Forensics at Your Fingertips
I'm actually not talking about fingerprints, today. Although that's an interesting, and somewhat fraught, topic in forensics, for one very good reason: there is no established minimum. You can, in theory, take a mere three or four points of reference matching an unknown print to a known, and call it identified. That would be silly, but sadly, there's nothing to say you can't do it. Yet. I hold out hope for a more rigorous standard in coming years as it is apparent forensic fingerprinting is not held to a high enough bar to cross for admissible evidence. No, what I'm talking about today is what makes up the fingerprints themselves.
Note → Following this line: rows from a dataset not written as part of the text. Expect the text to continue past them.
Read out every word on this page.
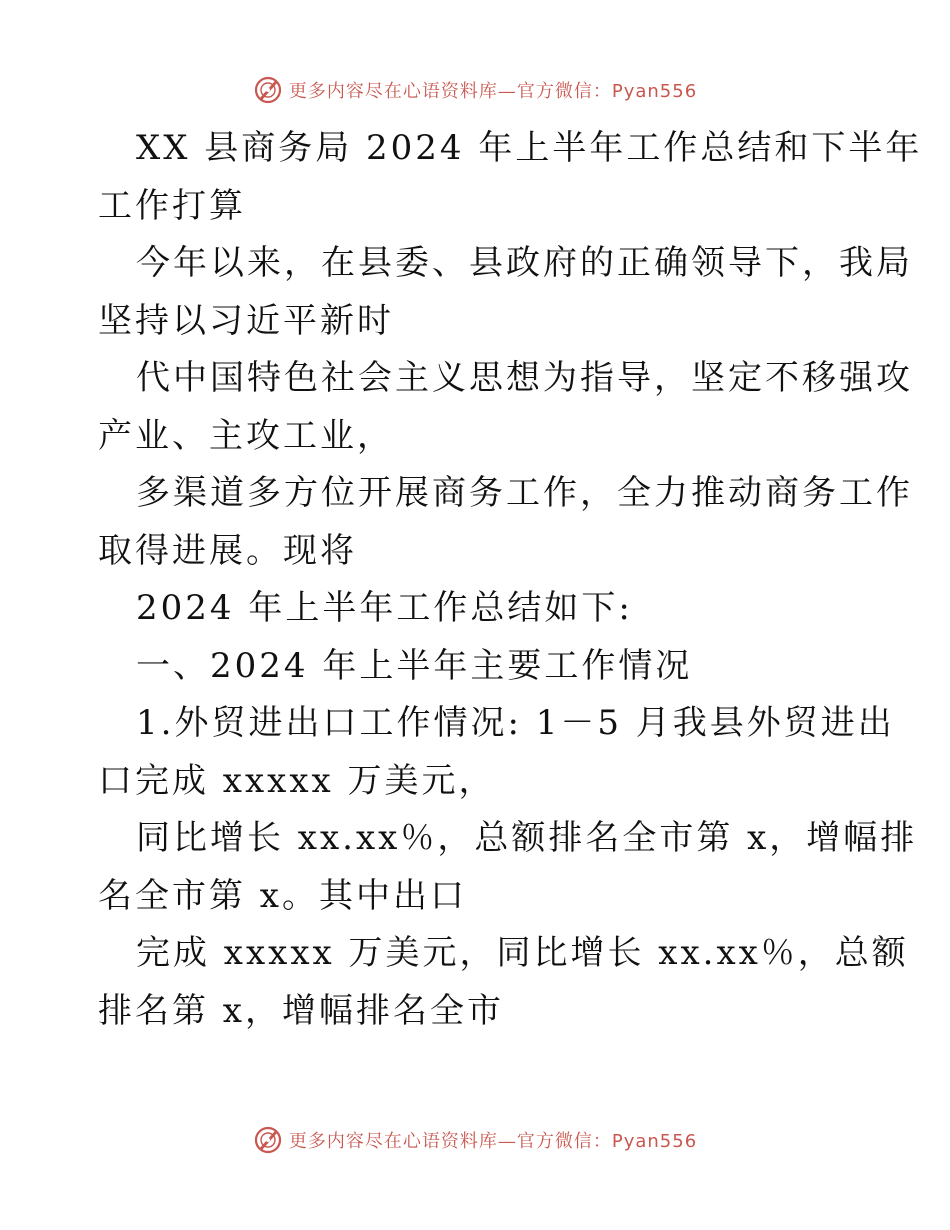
更多内容尽在心语资料库—官方微信：Pyan556
XX 县商务局 2024 年上半年工作总结和下半年
工作打算
今年以来，在县委、县政府的正确领导下，我局
坚持以习近平新时
代中国特色社会主义思想为指导，坚定不移强攻
产业、主攻工业，
多渠道多方位开展商务工作，全力推动商务工作
取得进展。现将
2024 年上半年工作总结如下:
一、2024 年上半年主要工作情况
1.外贸进出口工作情况: 1－5 月我县外贸进出
口完成 xxxxx 万美元，
同比增长 xx.xx％，总额排名全市第 x，增幅排
名全市第 x。其中出口
完成 xxxxx 万美元，同比增长 xx.xx％，总额
排名第 x，增幅排名全市
更多内容尽在心语资料库—官方微信：Pyan556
Locard's principle, that anything we come in contact with transfers a trace of itself to us, and we to it, has never been taken to such miniscule levels. We now have the technology to test a microscopic trace of an unknown person left at a crime scene, and it can reveal to us what sex they are, what they look like down to hair and eye color, their genetic identity, and now, even what drugs they may have in their system. Touch DNA is what can be extracted from the nuclei of skin cells left behind in fingerprints. We shed our dead cells constantly, and although tracking a single cell authoritatively to a perpetrator to say 'so and so was here at this time' is a nigh-impossible task, using the cells in a fingerprint allows forensic analysts to declare that the print, the DNA; they go together.
And now, four classes of illicit drugs can be detected from fingerprint sweat, as well. The current test is to allow for presumptive detection of cannabis, cocaine, opiates, and amphetamines from the finger of a living or dead body. But it doesn't take much of a leap forward to extract that information from a fingerprint. For now, being able to quickly detect illicit drugs and then confirm with the more time-consuming methods that are more precise is enough to be an exciting new tool in analyst's ability to aid in law enforcement. Also, given some time, I'm sure that other drugs and substances will be added to the test, as well.